Optimization of Markov decision processes under the variance criterion

Article ID	Journal	Published Year	Pages	File Type
4999930	Automatica	2016	10 Pages	PDF

Abstract

In this paper, we study a variance minimization problem in an infinite stage discrete time Markov decision process (MDP), regardless of the mean performance. For the Markov chain under the variance criterion, since the value of the cost function at the current stage will be affected by future actions, this problem is not a standard MDP and the traditional MDP theory is not applicable. In this paper, we convert the variance minimization problem into a standard MDP by introducing a concept called pseudo variance. Then we derive a variance difference formula that quantifies the difference of variances of Markov systems under any two policies. With the difference formula, the correlation of the variance cost function at different stages can be decoupled through a nonnegative term. A necessary condition of the optimal policy is obtained.

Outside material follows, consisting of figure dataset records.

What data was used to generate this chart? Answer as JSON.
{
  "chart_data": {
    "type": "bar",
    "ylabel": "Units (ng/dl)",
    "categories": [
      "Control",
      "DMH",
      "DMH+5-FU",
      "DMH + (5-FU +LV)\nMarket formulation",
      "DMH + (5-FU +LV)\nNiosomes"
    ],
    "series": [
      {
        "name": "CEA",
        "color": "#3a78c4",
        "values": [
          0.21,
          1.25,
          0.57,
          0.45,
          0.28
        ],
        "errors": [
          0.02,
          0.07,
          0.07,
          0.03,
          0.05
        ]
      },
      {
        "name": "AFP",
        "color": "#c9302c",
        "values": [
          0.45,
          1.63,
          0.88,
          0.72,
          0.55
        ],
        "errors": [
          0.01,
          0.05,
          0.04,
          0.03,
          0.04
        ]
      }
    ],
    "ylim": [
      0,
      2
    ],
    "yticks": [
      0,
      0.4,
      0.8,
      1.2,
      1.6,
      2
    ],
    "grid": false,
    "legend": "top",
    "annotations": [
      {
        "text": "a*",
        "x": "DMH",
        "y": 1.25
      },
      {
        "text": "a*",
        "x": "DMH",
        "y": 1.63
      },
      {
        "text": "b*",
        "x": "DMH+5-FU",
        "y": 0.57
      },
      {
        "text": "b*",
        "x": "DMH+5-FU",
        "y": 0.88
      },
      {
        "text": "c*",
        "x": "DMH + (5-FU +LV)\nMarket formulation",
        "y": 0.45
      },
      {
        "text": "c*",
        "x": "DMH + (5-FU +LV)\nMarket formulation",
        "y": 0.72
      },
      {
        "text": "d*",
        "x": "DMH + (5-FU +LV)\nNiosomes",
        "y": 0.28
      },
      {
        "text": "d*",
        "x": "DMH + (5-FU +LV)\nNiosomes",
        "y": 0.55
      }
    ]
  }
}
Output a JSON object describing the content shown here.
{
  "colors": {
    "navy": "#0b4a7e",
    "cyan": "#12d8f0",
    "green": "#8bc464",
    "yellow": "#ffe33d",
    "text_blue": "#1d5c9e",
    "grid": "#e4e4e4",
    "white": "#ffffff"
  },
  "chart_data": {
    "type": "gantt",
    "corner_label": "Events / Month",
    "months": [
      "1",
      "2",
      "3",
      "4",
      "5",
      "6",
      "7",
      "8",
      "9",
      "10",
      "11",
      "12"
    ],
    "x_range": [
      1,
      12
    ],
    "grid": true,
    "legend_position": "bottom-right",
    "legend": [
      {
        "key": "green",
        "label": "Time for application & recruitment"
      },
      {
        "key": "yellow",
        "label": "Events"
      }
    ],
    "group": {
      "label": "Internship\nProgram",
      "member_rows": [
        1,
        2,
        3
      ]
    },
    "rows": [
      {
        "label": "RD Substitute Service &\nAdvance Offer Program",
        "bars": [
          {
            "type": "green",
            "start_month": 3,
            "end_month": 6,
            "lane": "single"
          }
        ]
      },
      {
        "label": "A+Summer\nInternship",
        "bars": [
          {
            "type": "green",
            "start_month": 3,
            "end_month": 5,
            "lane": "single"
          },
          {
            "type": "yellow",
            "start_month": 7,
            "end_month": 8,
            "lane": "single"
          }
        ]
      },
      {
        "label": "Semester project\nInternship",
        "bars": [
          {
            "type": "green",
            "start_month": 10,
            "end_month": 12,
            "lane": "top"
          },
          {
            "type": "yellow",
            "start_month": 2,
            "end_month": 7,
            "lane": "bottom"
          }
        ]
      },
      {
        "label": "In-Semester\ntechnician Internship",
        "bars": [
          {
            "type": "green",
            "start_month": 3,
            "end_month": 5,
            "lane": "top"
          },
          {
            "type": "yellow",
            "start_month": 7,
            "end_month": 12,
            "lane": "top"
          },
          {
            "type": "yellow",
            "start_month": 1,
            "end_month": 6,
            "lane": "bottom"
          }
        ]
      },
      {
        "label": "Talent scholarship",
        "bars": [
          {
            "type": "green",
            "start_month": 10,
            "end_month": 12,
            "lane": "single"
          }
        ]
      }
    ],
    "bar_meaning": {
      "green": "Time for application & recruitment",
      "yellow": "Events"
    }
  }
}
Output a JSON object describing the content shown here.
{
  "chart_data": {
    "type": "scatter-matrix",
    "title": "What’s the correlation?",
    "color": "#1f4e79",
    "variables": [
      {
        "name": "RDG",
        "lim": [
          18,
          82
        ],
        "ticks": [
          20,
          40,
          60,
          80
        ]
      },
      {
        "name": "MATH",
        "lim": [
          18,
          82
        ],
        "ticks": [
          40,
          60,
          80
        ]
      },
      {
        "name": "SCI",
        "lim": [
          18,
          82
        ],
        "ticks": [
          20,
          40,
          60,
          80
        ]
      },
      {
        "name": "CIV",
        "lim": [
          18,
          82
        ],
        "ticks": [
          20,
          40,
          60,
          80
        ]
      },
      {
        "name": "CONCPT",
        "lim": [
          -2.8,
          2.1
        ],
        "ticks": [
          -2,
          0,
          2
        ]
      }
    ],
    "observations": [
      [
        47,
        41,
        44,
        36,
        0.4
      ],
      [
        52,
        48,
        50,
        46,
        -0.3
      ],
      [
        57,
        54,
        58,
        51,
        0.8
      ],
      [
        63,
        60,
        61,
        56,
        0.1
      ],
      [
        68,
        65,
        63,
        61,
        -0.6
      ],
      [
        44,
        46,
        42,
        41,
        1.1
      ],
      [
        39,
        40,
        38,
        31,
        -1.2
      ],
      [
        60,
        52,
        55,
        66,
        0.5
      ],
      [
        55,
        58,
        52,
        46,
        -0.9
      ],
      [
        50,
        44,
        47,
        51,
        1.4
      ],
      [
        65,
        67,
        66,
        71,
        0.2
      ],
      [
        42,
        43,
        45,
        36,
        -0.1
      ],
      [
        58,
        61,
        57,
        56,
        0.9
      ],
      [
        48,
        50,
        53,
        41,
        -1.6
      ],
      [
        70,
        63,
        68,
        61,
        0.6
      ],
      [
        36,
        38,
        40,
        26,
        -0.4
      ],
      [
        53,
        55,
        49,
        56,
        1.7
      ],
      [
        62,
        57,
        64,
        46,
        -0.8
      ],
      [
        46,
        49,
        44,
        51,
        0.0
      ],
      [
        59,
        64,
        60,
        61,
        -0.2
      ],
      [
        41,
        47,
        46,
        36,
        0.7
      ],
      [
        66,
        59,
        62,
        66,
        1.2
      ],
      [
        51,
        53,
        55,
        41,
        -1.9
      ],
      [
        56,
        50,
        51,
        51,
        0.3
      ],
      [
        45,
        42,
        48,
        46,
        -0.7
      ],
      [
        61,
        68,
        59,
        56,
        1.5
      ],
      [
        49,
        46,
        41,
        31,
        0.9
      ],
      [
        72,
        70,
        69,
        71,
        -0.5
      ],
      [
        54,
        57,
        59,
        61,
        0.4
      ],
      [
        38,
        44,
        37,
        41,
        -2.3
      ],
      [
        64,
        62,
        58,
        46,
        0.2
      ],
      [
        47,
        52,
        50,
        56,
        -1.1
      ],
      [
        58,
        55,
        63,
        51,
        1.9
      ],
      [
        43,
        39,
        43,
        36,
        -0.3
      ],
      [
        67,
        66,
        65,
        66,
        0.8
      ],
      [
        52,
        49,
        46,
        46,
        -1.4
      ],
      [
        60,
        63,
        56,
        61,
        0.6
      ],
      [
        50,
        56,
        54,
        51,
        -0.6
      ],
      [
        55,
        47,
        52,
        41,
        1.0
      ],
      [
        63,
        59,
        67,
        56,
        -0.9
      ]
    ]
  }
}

It is also proved that the optimal policy with the minimal variance can be found in the deterministic policy space. Furthermore, we propose an efficient iterative algorithm to reduce the variance of Markov systems. We prove that this algorithm can converge to a local optimum. Finally, a numerical experiment is conducted to demonstrate the efficiency of our algorithm compared with the gradient-based method widely adopted in the literature.

Keywords

Policy iteration Markov decision process Policy gradient